Abstract
This thesis examines Philip Roth’s American trilogy – American Pastoral, I Married a Communist and The Human Stain – with emphasis on the narrator/author, long-standing Roth character Nathan Zuckerman.
I argue that the most fruitful reading of the trilogy is one that constantly keeps in mind that significant portions of the plot are imagined – or “authored” – by this familiar character. Such a reading is aware of how the American trilogy both “rewrites” the previous Zuckerman fictions, and turns the stories of the three novels’ respective protagonists, Seymour “Swede” Levov, Ira Ringold and Coleman Silk, into useful fictions through which Zuckerman can explore how the myth of America corresponds to the realities of postwar history.

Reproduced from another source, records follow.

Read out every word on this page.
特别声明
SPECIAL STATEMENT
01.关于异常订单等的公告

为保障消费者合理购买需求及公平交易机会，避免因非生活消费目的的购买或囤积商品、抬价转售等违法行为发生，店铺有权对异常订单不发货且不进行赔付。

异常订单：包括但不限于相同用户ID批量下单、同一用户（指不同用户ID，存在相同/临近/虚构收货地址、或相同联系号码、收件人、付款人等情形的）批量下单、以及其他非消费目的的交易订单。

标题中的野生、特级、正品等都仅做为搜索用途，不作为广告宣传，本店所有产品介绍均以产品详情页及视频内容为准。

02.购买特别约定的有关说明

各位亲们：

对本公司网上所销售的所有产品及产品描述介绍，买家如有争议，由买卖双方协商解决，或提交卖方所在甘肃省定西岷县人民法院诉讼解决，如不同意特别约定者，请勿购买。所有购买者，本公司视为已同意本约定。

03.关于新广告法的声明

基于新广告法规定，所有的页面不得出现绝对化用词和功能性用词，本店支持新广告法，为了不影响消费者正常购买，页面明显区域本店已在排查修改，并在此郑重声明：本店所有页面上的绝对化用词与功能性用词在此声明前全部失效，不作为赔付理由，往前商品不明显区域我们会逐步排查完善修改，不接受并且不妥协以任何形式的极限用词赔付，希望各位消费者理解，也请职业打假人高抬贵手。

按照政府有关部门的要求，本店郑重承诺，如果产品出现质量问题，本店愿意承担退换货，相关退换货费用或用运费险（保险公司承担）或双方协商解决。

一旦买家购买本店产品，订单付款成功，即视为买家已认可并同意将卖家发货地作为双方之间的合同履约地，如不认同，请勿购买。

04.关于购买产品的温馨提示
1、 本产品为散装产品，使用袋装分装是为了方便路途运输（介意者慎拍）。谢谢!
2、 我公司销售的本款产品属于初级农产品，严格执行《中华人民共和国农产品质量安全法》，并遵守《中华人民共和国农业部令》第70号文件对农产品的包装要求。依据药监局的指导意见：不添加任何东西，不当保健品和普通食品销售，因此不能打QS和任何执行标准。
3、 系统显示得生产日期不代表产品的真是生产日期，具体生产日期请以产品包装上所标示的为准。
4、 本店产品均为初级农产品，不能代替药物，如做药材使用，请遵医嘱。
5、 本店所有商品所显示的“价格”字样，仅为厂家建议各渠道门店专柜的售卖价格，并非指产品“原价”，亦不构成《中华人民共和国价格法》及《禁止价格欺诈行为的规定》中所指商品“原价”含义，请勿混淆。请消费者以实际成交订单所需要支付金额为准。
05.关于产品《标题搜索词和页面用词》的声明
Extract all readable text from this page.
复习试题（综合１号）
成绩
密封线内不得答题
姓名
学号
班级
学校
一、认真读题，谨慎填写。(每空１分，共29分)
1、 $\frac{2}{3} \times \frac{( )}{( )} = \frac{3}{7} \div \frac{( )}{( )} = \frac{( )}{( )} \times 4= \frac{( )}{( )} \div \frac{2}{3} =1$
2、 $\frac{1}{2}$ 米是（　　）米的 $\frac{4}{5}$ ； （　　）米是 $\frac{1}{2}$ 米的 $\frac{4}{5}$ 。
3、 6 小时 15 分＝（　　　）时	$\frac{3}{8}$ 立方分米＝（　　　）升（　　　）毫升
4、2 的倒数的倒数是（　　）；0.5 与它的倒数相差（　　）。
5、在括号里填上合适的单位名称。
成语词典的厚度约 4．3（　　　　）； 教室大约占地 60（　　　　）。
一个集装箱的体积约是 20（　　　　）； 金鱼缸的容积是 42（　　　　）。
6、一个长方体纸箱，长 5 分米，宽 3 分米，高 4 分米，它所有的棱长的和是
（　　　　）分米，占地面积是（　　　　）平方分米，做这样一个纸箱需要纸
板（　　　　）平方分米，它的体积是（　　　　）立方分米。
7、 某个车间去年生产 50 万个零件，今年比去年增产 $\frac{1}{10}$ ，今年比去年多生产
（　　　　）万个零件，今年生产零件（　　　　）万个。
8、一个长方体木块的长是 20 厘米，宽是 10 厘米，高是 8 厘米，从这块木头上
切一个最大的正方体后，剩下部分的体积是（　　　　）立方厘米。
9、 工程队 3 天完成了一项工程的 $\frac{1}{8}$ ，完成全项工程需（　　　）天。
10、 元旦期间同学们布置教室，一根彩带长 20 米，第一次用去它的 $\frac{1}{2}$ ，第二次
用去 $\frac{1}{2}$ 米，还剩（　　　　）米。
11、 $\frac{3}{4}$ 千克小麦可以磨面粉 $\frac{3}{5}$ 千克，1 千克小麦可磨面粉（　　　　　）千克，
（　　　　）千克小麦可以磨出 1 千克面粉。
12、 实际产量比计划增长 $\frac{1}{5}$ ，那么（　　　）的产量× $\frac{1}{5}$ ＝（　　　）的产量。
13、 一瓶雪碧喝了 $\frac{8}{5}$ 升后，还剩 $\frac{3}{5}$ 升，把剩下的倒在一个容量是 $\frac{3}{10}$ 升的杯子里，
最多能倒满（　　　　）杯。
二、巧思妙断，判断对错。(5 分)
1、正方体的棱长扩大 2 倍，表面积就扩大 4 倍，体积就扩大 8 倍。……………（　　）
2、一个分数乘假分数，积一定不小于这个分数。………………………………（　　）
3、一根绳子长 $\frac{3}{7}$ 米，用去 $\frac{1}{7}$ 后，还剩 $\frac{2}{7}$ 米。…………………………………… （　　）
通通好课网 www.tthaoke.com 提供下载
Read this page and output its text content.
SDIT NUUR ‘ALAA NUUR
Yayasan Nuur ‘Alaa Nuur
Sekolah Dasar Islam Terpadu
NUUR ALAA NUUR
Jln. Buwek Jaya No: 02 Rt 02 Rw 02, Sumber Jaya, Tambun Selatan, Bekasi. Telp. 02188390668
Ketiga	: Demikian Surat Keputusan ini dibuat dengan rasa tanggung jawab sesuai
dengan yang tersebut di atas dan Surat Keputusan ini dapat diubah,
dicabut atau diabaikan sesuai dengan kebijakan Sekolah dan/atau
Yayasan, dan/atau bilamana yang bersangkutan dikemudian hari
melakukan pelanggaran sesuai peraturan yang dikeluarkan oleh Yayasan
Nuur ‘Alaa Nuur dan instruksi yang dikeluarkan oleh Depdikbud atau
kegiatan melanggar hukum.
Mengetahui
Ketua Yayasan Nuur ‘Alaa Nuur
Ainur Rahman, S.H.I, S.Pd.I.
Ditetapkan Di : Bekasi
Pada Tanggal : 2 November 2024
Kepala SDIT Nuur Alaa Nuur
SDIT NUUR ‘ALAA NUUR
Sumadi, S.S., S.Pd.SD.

The thesis is divided into five chapters. In Chapter 1, I summarize the plot in each novel and make my case for a Zuckerman-centred reading. In Chapter 2, I map out who Zuckerman is and describe the transformation he has gone through when we encounter him in the American trilogy. In Chapter 3, I analyze the narrative strategy in each novel, and discuss the implications of the way Zuckerman explicitly brings the narrative process to our attention. In Chapter 4, I analyze thematically the decline of postwar America we are presented with in the trilogy. And in Chapter 5, I discuss the trilogy’s view of the human condition – what Zuckerman has learned in the narrative process.